I remember in 2015, when the new GCSE in Maths started, I made myself very familiar with the approach that exam boards take to set their boundaries. It is quite involved to say the least, using national data on prior attainment of the cohort, previous performances of other cohorts, all sorts of data. I doubt any individual school or trust could match those standard - I remember the laughable outcomes when PiXL first tried and the flack they got for the grade boundaries they came up with. My blog on our process at the time is still my most read blog: https://educatingmrmattock.blogspot.com/2016/11/new-gcse-grade-boundaries-my-thoughts.html

Which of course presents a problem. For a mock exam to be graded in line with the exam board's examination standard, I can't see any alternative but to have used the grade boundaries provided by the board, on the same paper(s) provided by the board. Anything else simply doesn't (in reality) live up to examination standards. No exam board would arbitrarily reduce boundaries to reflect that pupils haven't completed a course, which is a common practice in schools. No exam board would simply use the average of a set of grade boundaries, or apply one years grade boundaries to a different set of papers. Any school or Trust who has done this can't sign the form to say their exam was graded in line with the examination standard provided by their exam board. Nor can those schools that use papers they have created themselves, or those that use practice papers that don't have grade boundaries provided.

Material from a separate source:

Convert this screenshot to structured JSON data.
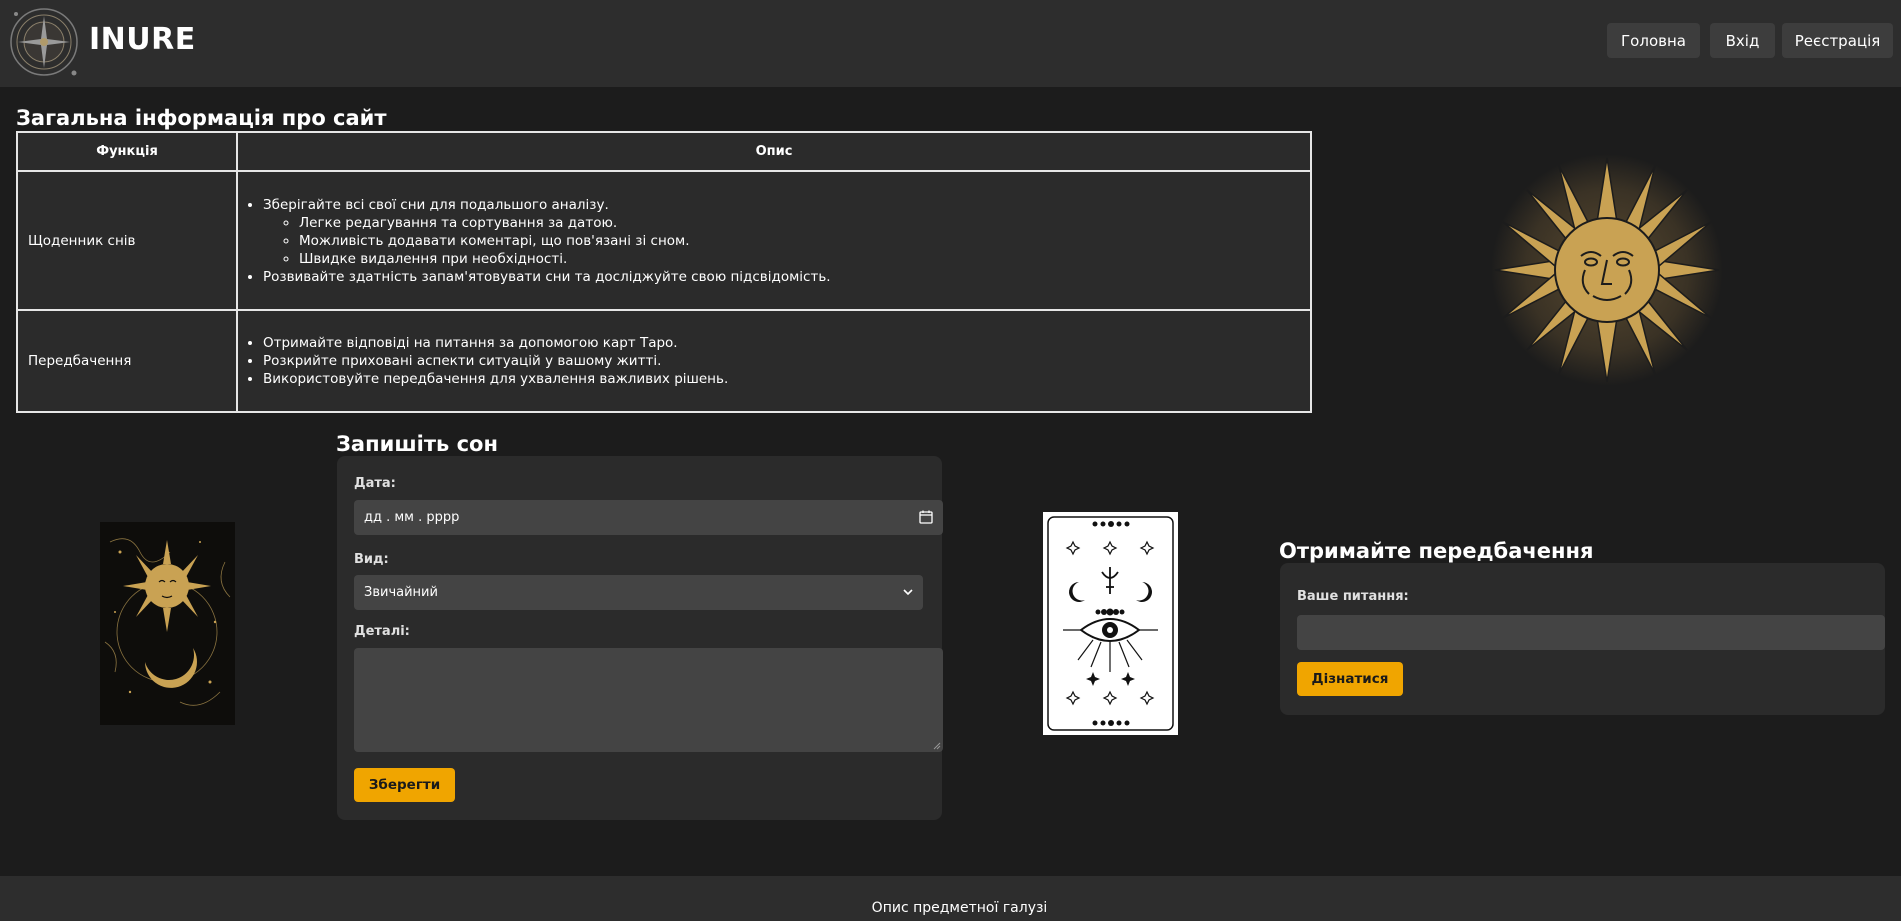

In my own department we use a practice paper that comes from the exam board, but does not come with boundaries. We set initial boundaries for that years ago, before the first ever exams on the new GCSE and so before their were any past papers in existence. We sat the exam at a similar time to some other local schools, pooled our results together, and applied a similar process that exam boards were applying for their first set of new GCSE papers. We then compared the results that pupils eventually got with their mock exam results, and adjusted the boundaries for the following year. We used the same papers for mocks every year since, continuously refining the grade boundaries as we got more real results to compare to. This is about the most robust system any school could implement to grading, but even this falls short of examination standards.

Of course, the head of centre only needs to sign a form saying "I confirm this mock exam meets the criteria". No one is going to check. No one is going to ask how they know the boundaries meet the criteria. Unless this is going to be used as a "get-out" clause to deny large numbers of appeals, then I doubt this line will end up meaning much. But it should, and that is the shame of it all.